中嶋:実は、優勝する前年のオフに、アメリカツアーに挑戦することは決めていました。当時米ツアーでは岡本綾子選手が大活躍していましたが雲の上のような選手でしたのでアメリカツアーに挑戦しようという選手は長い間ひとりもいませんでした。そこに実績もない私が決めることになるのですが、それは今のうちに最高峰を見て自分を成長させたいと思ったからでした。
私が挑戦したことで「”私も出来るかも”と思って来ちゃった!」と小林浩美さんに言われ大笑いしたこともあります。その後も福島晃子選手、宮里藍選手ら多くの日本人女子選手が米ツアー参戦。皆さんに「勇気だけは与えた」と自負しています(笑)。
――小林さんはアメリカツアー初参戦が1990年でしたね。ところで1988年、ツアー未勝利でアメリカ行きを決断したのですね。
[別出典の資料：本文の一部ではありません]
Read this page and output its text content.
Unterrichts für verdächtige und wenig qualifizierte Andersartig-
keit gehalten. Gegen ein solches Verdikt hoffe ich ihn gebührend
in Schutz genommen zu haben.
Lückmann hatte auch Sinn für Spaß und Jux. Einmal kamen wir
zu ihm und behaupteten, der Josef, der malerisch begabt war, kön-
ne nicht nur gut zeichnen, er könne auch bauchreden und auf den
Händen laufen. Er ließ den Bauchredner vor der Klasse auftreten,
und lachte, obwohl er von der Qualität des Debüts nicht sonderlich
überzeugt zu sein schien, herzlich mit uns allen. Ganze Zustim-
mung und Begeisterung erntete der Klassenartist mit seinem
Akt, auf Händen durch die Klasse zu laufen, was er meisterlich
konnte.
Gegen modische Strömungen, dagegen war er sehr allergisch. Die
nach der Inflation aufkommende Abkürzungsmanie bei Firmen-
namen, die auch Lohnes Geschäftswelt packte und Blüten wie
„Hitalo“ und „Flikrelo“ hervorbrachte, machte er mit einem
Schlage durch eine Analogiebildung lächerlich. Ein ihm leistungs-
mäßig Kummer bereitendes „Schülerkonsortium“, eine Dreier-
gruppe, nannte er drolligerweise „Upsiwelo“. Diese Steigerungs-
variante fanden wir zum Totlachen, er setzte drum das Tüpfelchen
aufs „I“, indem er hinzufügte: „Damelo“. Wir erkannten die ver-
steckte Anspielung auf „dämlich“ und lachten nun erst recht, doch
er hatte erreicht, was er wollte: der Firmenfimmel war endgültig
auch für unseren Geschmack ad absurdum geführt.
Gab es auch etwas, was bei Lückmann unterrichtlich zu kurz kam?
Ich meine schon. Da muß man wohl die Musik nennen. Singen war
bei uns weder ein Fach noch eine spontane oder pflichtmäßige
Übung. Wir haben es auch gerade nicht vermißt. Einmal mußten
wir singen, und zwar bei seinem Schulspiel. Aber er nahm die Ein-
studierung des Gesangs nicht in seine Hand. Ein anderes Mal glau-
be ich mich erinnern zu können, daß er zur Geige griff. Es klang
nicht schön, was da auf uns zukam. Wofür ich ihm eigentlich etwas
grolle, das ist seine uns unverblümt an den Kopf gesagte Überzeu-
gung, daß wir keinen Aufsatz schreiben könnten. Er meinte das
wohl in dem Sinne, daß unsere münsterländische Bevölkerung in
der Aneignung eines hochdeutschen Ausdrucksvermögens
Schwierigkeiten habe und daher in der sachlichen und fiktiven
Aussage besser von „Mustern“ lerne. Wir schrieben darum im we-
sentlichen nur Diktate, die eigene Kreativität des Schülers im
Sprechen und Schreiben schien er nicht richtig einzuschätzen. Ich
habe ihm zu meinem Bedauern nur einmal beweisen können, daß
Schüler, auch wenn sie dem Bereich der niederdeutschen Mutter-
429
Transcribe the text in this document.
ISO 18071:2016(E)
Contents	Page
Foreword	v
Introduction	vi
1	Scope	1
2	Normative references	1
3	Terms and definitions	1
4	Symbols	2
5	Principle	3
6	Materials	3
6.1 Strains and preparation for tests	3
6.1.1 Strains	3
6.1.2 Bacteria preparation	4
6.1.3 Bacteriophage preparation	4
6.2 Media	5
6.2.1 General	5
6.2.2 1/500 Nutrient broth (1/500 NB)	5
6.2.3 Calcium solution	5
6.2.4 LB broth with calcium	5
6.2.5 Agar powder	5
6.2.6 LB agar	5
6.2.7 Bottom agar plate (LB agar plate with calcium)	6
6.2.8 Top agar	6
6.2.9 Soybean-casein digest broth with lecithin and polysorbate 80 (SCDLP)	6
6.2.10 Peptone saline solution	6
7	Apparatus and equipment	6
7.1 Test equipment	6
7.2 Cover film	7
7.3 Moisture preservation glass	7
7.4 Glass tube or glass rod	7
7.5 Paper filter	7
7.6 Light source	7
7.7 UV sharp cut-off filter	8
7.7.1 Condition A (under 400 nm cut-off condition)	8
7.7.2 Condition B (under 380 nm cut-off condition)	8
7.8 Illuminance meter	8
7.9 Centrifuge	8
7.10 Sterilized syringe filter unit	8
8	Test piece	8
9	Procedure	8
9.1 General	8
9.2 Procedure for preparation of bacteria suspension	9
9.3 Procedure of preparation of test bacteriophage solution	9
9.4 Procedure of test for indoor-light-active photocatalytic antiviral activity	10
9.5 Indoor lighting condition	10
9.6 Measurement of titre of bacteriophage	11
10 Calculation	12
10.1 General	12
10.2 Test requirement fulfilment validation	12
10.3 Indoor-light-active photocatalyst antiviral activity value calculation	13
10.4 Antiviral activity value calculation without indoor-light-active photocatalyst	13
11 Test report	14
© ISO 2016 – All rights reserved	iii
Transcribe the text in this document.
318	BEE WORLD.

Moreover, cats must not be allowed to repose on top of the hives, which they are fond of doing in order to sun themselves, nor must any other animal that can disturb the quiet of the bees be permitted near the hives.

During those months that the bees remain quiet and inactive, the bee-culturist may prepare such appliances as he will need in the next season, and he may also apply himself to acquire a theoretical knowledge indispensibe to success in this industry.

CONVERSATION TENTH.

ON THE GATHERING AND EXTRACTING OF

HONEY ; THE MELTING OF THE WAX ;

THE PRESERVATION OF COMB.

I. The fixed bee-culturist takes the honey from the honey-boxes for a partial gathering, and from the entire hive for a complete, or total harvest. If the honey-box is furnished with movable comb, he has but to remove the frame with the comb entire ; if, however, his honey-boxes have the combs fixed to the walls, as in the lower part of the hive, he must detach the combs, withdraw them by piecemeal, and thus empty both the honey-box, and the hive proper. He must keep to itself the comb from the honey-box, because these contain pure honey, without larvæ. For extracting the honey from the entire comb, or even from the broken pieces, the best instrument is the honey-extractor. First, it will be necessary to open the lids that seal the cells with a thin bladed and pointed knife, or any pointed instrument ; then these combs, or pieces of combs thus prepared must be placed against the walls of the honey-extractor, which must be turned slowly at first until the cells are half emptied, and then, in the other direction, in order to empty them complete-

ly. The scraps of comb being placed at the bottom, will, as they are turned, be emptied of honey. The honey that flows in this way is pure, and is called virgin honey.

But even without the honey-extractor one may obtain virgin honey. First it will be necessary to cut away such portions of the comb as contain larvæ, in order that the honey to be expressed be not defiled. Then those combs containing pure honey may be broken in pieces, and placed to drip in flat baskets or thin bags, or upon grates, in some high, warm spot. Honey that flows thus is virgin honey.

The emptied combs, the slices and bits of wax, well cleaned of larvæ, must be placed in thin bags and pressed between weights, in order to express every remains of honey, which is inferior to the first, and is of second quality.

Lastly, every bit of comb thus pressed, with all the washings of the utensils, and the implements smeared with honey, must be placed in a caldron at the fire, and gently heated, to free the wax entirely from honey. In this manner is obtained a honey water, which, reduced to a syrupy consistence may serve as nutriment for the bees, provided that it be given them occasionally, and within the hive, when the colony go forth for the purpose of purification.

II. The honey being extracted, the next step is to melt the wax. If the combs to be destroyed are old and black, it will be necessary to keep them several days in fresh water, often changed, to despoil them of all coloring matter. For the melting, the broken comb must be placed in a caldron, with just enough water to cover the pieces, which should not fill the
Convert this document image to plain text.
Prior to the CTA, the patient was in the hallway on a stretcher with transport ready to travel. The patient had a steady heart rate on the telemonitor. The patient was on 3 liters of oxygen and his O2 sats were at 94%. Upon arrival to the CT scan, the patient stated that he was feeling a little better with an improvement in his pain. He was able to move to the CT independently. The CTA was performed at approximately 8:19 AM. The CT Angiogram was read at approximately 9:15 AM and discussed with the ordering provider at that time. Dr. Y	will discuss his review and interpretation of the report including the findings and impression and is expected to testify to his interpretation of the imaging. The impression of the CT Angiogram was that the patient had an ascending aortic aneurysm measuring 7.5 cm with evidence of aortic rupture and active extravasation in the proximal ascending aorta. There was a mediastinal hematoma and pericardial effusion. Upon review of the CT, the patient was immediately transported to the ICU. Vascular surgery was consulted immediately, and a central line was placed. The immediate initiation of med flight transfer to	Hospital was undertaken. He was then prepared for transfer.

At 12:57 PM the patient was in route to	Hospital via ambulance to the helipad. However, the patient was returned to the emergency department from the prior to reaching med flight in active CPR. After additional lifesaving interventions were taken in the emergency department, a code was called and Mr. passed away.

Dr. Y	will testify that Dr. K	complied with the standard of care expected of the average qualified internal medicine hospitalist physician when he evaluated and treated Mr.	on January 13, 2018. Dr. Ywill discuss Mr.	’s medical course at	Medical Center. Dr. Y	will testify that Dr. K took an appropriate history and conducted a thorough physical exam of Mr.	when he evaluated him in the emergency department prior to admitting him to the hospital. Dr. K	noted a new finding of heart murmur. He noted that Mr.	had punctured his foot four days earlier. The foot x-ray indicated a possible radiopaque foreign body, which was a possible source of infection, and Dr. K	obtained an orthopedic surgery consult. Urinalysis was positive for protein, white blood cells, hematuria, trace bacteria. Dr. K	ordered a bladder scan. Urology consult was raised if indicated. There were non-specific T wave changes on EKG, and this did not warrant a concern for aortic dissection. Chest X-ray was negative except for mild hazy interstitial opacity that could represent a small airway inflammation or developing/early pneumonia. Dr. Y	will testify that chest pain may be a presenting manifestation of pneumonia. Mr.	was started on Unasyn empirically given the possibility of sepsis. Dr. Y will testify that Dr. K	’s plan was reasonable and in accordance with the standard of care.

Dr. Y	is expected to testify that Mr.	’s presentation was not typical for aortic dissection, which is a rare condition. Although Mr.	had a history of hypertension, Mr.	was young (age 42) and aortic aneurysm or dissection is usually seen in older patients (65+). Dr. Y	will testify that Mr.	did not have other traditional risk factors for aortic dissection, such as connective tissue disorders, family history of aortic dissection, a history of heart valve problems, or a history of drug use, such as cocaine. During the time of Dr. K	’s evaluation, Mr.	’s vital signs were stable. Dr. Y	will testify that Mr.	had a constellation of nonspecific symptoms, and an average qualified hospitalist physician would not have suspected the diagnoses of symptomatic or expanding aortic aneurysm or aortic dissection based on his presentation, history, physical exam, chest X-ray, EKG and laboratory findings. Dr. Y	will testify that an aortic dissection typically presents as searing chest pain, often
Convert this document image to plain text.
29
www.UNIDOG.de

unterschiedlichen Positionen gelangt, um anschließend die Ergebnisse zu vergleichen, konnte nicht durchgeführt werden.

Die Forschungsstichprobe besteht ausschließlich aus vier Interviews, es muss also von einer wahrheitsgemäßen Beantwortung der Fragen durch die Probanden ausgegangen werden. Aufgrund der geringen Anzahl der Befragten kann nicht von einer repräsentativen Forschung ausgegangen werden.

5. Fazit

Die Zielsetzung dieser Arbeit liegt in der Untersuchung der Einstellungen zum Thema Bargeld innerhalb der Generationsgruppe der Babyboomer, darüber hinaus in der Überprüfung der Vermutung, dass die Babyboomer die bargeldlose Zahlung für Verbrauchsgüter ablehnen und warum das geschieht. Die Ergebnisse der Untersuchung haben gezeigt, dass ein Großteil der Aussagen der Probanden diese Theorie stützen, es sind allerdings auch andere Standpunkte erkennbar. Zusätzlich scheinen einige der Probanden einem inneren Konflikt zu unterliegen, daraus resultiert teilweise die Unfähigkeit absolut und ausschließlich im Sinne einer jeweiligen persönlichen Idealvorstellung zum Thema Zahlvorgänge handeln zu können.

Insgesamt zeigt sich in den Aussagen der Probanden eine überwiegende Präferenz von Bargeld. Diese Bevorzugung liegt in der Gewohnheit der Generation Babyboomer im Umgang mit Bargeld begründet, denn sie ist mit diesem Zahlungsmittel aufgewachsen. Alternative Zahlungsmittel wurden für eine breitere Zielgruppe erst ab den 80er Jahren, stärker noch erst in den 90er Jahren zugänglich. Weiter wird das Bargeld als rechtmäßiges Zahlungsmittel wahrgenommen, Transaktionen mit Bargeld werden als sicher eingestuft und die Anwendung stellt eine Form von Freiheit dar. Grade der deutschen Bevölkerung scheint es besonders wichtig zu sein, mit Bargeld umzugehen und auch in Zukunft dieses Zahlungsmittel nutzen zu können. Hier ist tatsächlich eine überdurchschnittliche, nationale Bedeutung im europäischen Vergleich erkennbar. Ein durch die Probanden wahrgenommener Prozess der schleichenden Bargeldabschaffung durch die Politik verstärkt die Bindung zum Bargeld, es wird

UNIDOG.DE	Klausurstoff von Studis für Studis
中嶋:米ツアー挑戦を心に決め、岡本選手に相談したところ、「ふ~ん、いいんじゃない。オフにフロリダに遊びにいらっしゃい」と言ってくださいました。周囲は「まだ早い」という反応でしたが、岡本選手と寺下先生は反対の「は」の字もありませんでした。
――それはなぜですか?
中嶋:きっと、自分で決めたことを尊重してくださったのだと思います。「上手くいこうが失敗しようが“自分で決めたこと”なら、そこから学べるステップアップできる」と大きな懐で受け止めてくださったのだと思います。前年オフに「自分で決めた」ということにより、見ようとする世界が変わった、それが初優勝を後押ししてくれたと思います。